L’incontro dal titolo “La mia fotografia” ci ha aperto anche altre finestre su di lui: l’uso della “Fotografia di strada”, le etichette che mai devono darsi ad un autore e quindi il mostrarci anche la prospettiva del mondo a colori. Qui le scelte hanno metodo, c’è studio, letture e tante, riflessioni in angoli di solitudine che sono scelte di stile perché Rogika ha il suo stile e lo stile – come ripeto spesso agli autori con i quali collaboro – è la nostra impronta digitale. Ciascuno ha il proprio, e non imitabile, sebbene chi vuol apprendere prima deve anche imitare lo stile dell’altro. Rogika è maturo ed ha il suo stile. Il suo Bianco e Nero, che riporta indietro i fantasmi, è suo e di nessun altro. La scrittura, anch’essa in Bianco e Nero, racconta ciò che le voci antiche gli sussurrano.

Esiste pure un Rogika “a colori” ed anche qui c’è il rapporto di coppia solido e infiammato con la letteratura, la storia e la fotografia. Fotografa come un “writer” e un graffitaro quindi è uno “street writer”. Mi perdonerà se qui non lo “definisco” “street photographer” ma è un autore e dunque mi andrebbe stretto considerarlo così. Colori che oscillano tra macchie sui muri e delimitazioni di spazi urbani. L’architettura e i suoi artefici lo sollecitano sempre. L’interesse ai “non luoghi”, tra i quali i centri commerciali, e la modificazione del linguaggio ad uso commerciale e pubblicitario: la realtà si mostra a Rogika nei suoi messaggi attuali. Il superfluo, la ricerca di un appagamento attraverso il bene materiale, la speculazione psicologica sui soggetti e la varia umanità che trasuda, muovendosi tra gli scaffali. Vecchi soli e famiglie spaesate. Radici che provano a resistere e sradicamento epocale. Le città gli suggeriscono anche il canto dei poeti della musica: Guccini, Dalla, ma anche Tenco, Conte e Battiato e Olivia Sellerio; in un caleidoscopio armonico di versi che si imprimono nelle immagini e tornano a riversarsi nel suono. Tutto ciò è un complesso universo linguistico, e Rogika è un autore.
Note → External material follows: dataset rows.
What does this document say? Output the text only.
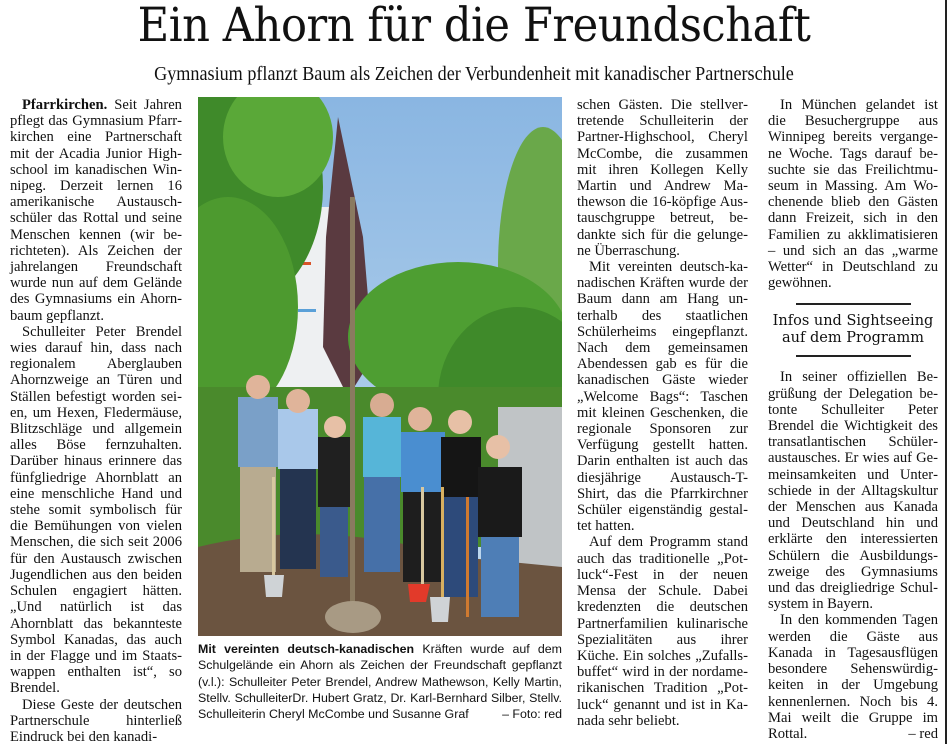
Ein Ahorn für die Freundschaft
Gymnasium pflanzt Baum als Zeichen der Verbundenheit mit kanadischer Partnerschule

Pfarrkirchen. Seit Jahren pflegt das Gymnasium Pfarrkirchen eine Partnerschaft mit der Acadia Junior Highschool im kanadischen Winnipeg. Derzeit lernen 16 amerikanische Austauschschüler das Rottal und seine Menschen kennen (wir berichteten). Als Zeichen der jahrelangen Freundschaft wurde nun auf dem Gelände des Gymnasiums ein Ahornbaum gepflanzt.

Schulleiter Peter Brendel wies darauf hin, dass nach regionalem Aberglauben Ahornzweige an Türen und Ställen befestigt worden seien, um Hexen, Fledermäuse, Blitzschläge und allgemein alles Böse fernzuhalten. Darüber hinaus erinnere das fünfgliedrige Ahornblatt an eine menschliche Hand und stehe somit symbolisch für die Bemühungen von vielen Menschen, die sich seit 2006 für den Austausch zwischen Jugendlichen aus den beiden Schulen engagiert hätten. „Und natürlich ist das Ahornblatt das bekannteste Symbol Kanadas, das auch in der Flagge und im Staatswappen enthalten ist“, so Brendel.

Diese Geste der deutschen Partnerschule hinterließ Eindruck bei den kanadi-

Mit vereinten deutsch-kanadischen Kräften wurde auf dem Schulgelände ein Ahorn als Zeichen der Freundschaft gepflanzt (v.l.): Schulleiter Peter Brendel, Andrew Mathewson, Kelly Martin, Stellv. SchulleiterDr. Hubert Gratz, Dr. Karl-Bernhard Silber, Stellv. Schulleiterin Cheryl McCombe und Susanne Graf	– Foto: red

schen Gästen. Die stellvertretende Schulleiterin der Partner-Highschool, Cheryl McCombe, die zusammen mit ihren Kollegen Kelly Martin und Andrew Mathewson die 16-köpfige Austauschgruppe betreut, bedankte sich für die gelungene Überraschung.

Mit vereinten deutsch-kanadischen Kräften wurde der Baum dann am Hang unterhalb des staatlichen Schülerheims eingepflanzt. Nach dem gemeinsamen Abendessen gab es für die kanadischen Gäste wieder „Welcome Bags“: Taschen mit kleinen Geschenken, die regionale Sponsoren zur Verfügung gestellt hatten. Darin enthalten ist auch das diesjährige Austausch-T-Shirt, das die Pfarrkirchner Schüler eigenständig gestaltet hatten.

Auf dem Programm stand auch das traditionelle „Potluck“-Fest in der neuen Mensa der Schule. Dabei kredenzten die deutschen Partnerfamilien kulinarische Spezialitäten aus ihrer Küche. Ein solches „Zufallsbuffet“ wird in der nordamerikanischen Tradition „Potluck“ genannt und ist in Kanada sehr beliebt.

In München gelandet ist die Besuchergruppe aus Winnipeg bereits vergangene Woche. Tags darauf besuchte sie das Freilichtmuseum in Massing. Am Wochenende blieb den Gästen dann Freizeit, sich in den Familien zu akklimatisieren – und sich an das „warme Wetter“ in Deutschland zu gewöhnen.

Infos und Sightseeing
auf dem Programm

In seiner offiziellen Begrüßung der Delegation betonte Schulleiter Peter Brendel die Wichtigkeit des transatlantischen Schüleraustausches. Er wies auf Gemeinsamkeiten und Unterschiede in der Alltagskultur der Menschen aus Kanada und Deutschland hin und erklärte den interessierten Schülern die Ausbildungszweige des Gymnasiums und das dreigliedrige Schulsystem in Bayern.

In den kommenden Tagen werden die Gäste aus Kanada in Tagesausflügen besondere Sehenswürdigkeiten in der Umgebung kennenlernen. Noch bis 4. Mai weilt die Gruppe im Rottal.	– red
Ed è un portiere di notte perché questo fa con grande dignità per campare e lo fa con professionalità che gli proviene da retaggi familiari che hanno fatto dell’accoglienza uno stile di vita. Un altro tassello. Rammenta i portieri di notte e le portinerie di Simenon. Certo ama fotografare in diurna: la luce è tutto ed è quella che scrive l’immagine; ama il grandangolo quando vuol narrare “veristicamente” ciò che ha di fronte. Esiste però un’immagine, offerta a noi giovedì pomeriggio, ed è stata scattata di notte, in hotel. Nell’ora tarda dove tutto è sospeso e appannato dal sonno degli altri. Lui riesce a sentirli quei respiri e li vede quegli occhi che roteano veloci nel sogno, sotto le palpebre. In quella foto “hopperiana”, che mi ricorda anche gli interni di Roberto Cotroneo, non vi è solo il primo desiderio di un omaggio a Edward Hopper – Rogika coniuga anche la pratica dell’arte – ma vi è l’espressione più intima della sua natura: riflessiva e riservata che si muove in punta di piedi per non disturbare e quasi tende a sparire perché a parlare devono essere i fantasmi.

Allora mi chiedo: “Il personaggio è ancora in cerca d’autore o ha superato quel limite? Il personaggio è divenuto più corposo dell’autore stesso, facendosi autore a sua volta?”. Esercizio retorico, il mio, poiché Rogika è andato oltre il padre, Roberto Mendolia, e come nel romanzo di Pirandello, Il Padre dice:

Ma se è tutto qui il male! Nelle parole! Abbiamo tutti dentro un mondo di cose; ciascuno un suo mondo di cose! E come possiamo intenderci, signore, se nelle parole ch’io dico metto il senso e il valore delle cose come sono dentro di me; mentre, chi le ascolta, inevitabilmente le assume col senso e col valore che hanno per sé, del mondo com’egli l’ha dentro? Crediamo d’intenderci; non c’intendiamo mai! Guardi: la mia pietà, tutta la mia pietà per questa donna (ìndica La Madre) è stata assunta da lei come la più feroce delle crudeltà!

Rogika staccatosi dal padre, Roberto Mendolia, ha interpretato le parole e ne ha fatto il lastricato per la “sua” di strada, che è quella di un autore.